Hollinger F B, Bremer J W, Myers L E, Gold J W, McQuay L
Division of Molecular Virology, Baylor College of Medicine, Houston, Texas 77030.
J Clin Microbiol. 1992 Jul;30(7):1787-94. doi: 10.1128/jcm.30.7.1787-1794.1992.
An independent quality assurance program has been established by the Division of AIDS, National Institute of Allergy and Infectious Diseases, for monitoring virologic assays performed by nearly 40 laboratories participating in multicenter clinical trials in the United States. Since virologic endpoints are important in evaluating the timing and efficacy of therapeutic interventions, it is imperative that virologic measurements be accurate and uniform. When the quality assurance program was initially created, fewer than 40% of the laboratories could consistently recover human immunodeficiency virus (HIV) from peripheral blood mononuclear cells (PBMCs) of HIV-infected patients. By comparing coculture procedures in the more competent laboratories with those in laboratories who were struggling to isolate virus, optimal conditions were established and nonessential reagents and practices were eliminated. Changes were rapidly introduced into a laboratory when experience dictated that such modifications would result in a favorable outcome. Isolation of HIV was enhanced by optimizing the numbers and ratios of patient and donor cells used in cultures, by standardizing PBMC separation procedures, by using fresh rather than frozen donor PBMCs, by processing whole blood within 24 h, and by using natural delectinated interleukin 2 instead of recombinant interleukin 2 products in existence at that time. Delays of more than 8 h in the addition of phytohemagglutinin-stimulated donor cells to freshly separated patient PBMCs reduced recovery. Phytohemagglutinin in cocultures and the addition of Polybrene and anti-human alpha interferon to media were not important in HIV isolation. The introduction of a consensus protocol based on this information brought most laboratories quickly into compliance. In addition, monthly monitoring has successfully maintained proficiency among the laboratories, a process that is critical for the scientific integrity of collaborative multicenter trials. Problems which might not be appreciated for months are now being resolved early, before data can be compromised unknowingly. This consensus protocol is recommended for any laboratory attempting to isolate HIV for the purpose of standardizing recovery and for accessing virologic endpoints in clinical trials.

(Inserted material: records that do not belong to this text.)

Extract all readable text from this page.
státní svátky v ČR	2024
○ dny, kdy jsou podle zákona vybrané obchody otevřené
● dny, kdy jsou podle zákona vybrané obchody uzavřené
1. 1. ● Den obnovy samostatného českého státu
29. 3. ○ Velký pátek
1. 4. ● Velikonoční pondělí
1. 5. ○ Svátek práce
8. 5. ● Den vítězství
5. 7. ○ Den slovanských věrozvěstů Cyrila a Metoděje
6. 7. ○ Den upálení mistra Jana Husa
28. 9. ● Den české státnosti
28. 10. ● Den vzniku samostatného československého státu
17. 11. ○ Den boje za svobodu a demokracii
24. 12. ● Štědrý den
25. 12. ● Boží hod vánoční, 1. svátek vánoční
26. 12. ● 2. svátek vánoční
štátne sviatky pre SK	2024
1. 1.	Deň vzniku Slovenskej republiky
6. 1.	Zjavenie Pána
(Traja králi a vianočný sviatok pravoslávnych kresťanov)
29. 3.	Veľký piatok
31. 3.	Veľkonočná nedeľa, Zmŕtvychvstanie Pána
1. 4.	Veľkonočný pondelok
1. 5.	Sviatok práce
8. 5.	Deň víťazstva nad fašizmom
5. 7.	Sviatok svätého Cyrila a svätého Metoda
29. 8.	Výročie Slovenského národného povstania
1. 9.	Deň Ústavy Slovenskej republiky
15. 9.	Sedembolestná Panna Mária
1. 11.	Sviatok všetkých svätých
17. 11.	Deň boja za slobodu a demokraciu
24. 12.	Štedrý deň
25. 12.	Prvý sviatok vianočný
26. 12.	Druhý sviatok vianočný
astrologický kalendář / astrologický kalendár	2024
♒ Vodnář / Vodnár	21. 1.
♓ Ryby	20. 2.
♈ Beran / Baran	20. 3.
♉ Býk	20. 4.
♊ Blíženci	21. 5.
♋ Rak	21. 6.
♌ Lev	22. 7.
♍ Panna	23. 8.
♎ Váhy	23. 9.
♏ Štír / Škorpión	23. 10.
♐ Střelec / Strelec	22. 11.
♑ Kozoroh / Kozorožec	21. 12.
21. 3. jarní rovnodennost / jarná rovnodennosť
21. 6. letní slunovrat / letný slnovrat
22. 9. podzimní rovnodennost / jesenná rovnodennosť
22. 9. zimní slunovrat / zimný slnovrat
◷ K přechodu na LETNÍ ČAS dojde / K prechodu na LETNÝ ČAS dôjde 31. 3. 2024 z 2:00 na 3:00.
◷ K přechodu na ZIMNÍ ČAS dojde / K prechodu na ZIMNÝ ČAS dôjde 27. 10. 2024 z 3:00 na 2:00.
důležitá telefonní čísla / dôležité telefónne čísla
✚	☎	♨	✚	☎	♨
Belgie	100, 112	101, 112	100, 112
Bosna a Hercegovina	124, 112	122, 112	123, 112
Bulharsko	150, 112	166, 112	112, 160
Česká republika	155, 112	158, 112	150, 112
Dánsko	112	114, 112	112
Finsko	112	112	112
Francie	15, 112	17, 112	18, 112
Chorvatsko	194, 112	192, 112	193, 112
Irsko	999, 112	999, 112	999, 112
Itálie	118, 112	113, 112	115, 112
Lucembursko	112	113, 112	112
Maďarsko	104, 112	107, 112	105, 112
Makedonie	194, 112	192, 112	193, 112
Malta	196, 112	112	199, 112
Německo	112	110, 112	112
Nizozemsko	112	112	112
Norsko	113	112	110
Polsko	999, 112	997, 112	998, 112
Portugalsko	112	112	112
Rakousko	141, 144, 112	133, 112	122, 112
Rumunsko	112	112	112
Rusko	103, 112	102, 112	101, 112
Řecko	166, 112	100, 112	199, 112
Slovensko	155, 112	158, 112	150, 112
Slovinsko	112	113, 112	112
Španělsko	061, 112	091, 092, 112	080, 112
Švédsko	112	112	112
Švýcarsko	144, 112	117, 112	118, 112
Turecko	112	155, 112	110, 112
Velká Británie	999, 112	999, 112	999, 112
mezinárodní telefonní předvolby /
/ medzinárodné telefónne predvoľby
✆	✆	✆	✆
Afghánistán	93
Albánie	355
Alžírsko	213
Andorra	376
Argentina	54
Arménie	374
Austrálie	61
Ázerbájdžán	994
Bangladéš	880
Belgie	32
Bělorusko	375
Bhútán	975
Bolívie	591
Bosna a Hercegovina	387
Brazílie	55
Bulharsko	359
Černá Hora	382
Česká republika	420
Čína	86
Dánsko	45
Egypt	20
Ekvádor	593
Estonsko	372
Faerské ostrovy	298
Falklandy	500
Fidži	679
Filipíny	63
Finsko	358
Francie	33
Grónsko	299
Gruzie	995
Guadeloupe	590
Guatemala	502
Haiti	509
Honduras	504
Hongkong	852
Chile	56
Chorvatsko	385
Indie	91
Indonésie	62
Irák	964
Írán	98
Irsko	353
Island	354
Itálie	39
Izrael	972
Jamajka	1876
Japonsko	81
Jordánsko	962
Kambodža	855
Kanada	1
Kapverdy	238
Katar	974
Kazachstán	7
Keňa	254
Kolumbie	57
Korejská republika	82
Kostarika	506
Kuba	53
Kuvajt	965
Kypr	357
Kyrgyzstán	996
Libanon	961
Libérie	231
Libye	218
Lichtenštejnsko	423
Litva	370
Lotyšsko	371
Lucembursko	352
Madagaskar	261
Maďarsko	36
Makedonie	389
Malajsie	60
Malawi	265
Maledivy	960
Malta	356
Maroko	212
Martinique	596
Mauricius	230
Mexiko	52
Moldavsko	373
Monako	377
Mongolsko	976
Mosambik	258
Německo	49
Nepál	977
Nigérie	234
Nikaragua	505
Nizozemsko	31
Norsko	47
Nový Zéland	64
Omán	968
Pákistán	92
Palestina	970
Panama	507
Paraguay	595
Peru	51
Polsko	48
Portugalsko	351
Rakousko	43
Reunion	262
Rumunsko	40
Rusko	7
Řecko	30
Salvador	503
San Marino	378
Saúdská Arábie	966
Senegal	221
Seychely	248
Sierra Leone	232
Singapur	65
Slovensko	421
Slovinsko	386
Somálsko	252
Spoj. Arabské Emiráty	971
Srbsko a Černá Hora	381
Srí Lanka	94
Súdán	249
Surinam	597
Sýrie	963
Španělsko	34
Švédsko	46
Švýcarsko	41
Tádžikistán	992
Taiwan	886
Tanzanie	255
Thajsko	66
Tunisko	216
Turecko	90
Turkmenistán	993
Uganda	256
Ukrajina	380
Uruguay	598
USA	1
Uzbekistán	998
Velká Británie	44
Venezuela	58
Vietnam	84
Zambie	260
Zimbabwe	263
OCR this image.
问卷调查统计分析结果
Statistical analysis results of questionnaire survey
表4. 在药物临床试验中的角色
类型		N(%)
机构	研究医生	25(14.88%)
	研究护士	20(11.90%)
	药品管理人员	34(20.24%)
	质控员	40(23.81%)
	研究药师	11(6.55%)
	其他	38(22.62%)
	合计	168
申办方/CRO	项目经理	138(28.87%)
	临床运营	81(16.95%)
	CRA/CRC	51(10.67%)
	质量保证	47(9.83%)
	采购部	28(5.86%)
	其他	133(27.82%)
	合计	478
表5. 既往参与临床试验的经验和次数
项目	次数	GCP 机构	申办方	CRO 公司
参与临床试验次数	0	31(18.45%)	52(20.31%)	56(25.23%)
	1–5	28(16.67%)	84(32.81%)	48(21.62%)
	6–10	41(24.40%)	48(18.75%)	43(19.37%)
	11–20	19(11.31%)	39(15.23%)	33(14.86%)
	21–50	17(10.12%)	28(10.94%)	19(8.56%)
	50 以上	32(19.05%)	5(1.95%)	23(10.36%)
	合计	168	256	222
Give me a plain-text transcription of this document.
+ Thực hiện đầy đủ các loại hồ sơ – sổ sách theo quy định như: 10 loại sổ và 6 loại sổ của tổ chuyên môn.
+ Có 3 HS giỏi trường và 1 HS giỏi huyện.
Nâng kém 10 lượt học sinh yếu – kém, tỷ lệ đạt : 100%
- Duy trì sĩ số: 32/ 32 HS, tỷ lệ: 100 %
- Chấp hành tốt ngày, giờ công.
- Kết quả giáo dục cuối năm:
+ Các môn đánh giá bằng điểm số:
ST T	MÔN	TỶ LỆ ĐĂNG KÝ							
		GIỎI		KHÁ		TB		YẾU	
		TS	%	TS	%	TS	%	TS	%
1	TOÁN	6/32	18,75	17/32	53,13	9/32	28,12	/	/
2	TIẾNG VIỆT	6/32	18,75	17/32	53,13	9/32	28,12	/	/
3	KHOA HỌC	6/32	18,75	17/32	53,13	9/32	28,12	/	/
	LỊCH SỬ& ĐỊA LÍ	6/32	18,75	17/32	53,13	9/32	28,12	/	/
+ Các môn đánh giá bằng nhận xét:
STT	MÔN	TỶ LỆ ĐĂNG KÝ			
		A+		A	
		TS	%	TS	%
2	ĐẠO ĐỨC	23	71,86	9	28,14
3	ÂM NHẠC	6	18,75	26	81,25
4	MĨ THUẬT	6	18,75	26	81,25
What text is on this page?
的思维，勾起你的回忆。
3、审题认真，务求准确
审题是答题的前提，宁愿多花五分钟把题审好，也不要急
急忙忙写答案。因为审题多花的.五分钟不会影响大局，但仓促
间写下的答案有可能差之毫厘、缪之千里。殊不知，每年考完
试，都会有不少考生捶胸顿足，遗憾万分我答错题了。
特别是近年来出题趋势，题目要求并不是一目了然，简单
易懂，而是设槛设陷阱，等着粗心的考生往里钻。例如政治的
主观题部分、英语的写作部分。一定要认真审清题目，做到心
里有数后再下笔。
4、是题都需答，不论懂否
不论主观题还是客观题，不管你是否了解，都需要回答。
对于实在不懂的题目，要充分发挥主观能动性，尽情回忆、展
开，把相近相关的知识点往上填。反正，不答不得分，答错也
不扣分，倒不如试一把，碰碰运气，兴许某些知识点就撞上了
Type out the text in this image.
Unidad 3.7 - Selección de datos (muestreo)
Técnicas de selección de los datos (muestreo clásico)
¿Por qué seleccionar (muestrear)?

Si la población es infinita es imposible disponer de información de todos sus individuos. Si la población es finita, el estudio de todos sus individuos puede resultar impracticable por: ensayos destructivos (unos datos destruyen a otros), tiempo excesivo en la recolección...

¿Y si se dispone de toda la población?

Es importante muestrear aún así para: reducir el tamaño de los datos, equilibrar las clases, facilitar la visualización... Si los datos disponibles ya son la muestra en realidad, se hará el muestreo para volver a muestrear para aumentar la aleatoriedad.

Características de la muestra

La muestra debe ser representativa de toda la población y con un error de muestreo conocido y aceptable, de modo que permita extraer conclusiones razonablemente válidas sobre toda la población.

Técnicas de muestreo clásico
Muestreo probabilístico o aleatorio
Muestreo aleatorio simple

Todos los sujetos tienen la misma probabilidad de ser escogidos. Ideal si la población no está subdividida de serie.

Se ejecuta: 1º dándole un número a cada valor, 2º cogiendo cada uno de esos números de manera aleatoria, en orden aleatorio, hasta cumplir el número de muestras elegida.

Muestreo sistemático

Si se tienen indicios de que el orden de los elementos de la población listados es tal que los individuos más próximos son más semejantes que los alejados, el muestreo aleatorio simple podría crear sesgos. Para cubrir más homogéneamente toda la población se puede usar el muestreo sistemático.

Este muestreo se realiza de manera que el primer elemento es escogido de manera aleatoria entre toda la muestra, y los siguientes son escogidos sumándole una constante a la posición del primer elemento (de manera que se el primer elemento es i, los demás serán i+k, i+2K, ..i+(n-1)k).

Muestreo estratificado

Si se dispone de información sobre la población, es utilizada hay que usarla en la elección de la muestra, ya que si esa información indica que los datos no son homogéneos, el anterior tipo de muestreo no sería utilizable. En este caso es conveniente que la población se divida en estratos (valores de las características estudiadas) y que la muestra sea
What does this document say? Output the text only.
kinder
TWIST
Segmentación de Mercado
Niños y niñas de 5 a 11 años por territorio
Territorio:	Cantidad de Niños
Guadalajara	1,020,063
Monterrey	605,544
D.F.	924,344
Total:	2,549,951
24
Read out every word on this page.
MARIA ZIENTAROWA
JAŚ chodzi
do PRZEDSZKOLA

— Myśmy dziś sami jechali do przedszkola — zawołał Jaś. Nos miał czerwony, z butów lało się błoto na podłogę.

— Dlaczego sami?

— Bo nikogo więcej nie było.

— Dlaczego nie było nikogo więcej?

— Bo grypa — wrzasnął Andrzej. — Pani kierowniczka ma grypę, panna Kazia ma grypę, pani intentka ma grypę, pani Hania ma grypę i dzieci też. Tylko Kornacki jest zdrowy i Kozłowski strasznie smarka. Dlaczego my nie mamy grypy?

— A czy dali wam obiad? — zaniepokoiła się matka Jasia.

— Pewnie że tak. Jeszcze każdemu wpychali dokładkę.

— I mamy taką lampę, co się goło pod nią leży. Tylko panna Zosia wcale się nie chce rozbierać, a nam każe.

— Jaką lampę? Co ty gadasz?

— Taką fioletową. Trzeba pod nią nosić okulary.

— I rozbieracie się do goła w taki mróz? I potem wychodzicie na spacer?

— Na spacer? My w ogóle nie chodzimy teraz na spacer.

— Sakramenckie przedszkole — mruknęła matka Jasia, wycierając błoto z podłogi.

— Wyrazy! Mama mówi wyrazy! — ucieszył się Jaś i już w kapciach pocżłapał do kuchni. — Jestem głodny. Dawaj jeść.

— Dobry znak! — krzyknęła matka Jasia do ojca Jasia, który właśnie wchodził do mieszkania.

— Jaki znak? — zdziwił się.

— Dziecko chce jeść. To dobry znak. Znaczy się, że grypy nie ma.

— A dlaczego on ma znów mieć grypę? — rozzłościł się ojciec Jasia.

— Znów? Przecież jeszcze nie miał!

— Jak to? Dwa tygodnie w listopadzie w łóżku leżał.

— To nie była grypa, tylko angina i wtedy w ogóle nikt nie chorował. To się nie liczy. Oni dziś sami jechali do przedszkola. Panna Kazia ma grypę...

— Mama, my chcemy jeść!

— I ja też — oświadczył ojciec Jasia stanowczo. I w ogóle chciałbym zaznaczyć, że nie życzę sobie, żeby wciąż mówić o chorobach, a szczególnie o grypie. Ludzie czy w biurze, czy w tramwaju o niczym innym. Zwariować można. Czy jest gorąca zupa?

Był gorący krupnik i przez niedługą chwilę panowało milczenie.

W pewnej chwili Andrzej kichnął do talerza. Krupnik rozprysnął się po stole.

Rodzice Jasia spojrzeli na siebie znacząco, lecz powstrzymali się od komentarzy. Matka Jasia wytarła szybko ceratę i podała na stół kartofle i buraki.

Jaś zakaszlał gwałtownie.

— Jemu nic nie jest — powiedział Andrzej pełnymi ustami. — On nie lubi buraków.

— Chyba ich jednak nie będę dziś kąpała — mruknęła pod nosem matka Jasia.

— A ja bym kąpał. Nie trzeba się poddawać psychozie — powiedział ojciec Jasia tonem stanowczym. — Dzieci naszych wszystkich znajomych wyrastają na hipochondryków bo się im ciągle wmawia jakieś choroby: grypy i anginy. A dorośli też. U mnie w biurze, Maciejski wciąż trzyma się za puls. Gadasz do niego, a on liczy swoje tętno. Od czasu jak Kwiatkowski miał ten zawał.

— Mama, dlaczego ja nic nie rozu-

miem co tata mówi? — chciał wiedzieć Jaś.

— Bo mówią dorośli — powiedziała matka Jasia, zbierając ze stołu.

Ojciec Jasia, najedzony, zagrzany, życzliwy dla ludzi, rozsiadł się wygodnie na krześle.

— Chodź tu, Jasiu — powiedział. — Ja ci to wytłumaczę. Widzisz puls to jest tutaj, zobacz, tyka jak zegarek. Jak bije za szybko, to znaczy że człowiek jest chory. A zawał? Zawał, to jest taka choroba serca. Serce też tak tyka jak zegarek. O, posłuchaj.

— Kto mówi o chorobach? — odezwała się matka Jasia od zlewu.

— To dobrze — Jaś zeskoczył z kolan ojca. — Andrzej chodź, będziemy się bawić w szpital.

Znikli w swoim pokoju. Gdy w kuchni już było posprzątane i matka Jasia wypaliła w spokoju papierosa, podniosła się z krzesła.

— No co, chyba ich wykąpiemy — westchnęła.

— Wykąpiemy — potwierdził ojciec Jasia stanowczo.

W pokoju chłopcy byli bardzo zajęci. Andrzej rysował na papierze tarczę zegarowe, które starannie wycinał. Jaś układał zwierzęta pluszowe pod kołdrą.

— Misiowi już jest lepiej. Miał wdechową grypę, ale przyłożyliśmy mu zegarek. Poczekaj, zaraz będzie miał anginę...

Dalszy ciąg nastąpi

美国国立过敏与传染病研究所艾滋病司已设立了一个独立的质量保证项目,用于监测美国近40家参与多中心临床试验的实验室所进行的病毒学检测。由于病毒学终点对于评估治疗干预的时机和疗效很重要,因此病毒学测量必须准确且统一。质量保证项目最初设立时,不到40%的实验室能够持续从HIV感染患者的外周血单个核细胞(PBMC)中分离出人类免疫缺陷病毒(HIV)。通过将更有能力的实验室的共培养程序与那些难以分离病毒的实验室的程序进行比较,确定了最佳条件,并去除了不必要的试剂和操作。当经验表明此类修改会带来良好结果时,就迅速将这些改变引入实验室。通过优化培养中使用的患者和供体细胞的数量及比例、标准化PBMC分离程序、使用新鲜而非冷冻的供体PBMC、在24小时内处理全血以及使用天然去糖基化白细胞介素2而非当时现有的重组白细胞介素2产品,提高了HIV的分离效率。在新鲜分离的患者PBMC中添加植物血凝素刺激的供体细胞延迟超过8小时会降低回收率。共培养中的植物血凝素以及在培养基中添加聚凝胺和抗人α干扰素对HIV分离并不重要。基于这些信息引入的共识方案使大多数实验室迅速达到了要求。此外,每月监测成功地保持了各实验室的熟练度,这一过程对于协作多中心试验的科学完整性至关重要。可能数月都未被发现的问题现在能在数据不知不觉受到损害之前及早得到解决。对于任何试图分离HIV以实现标准化回收率并获取临床试验中病毒学终点的实验室,推荐采用此共识方案。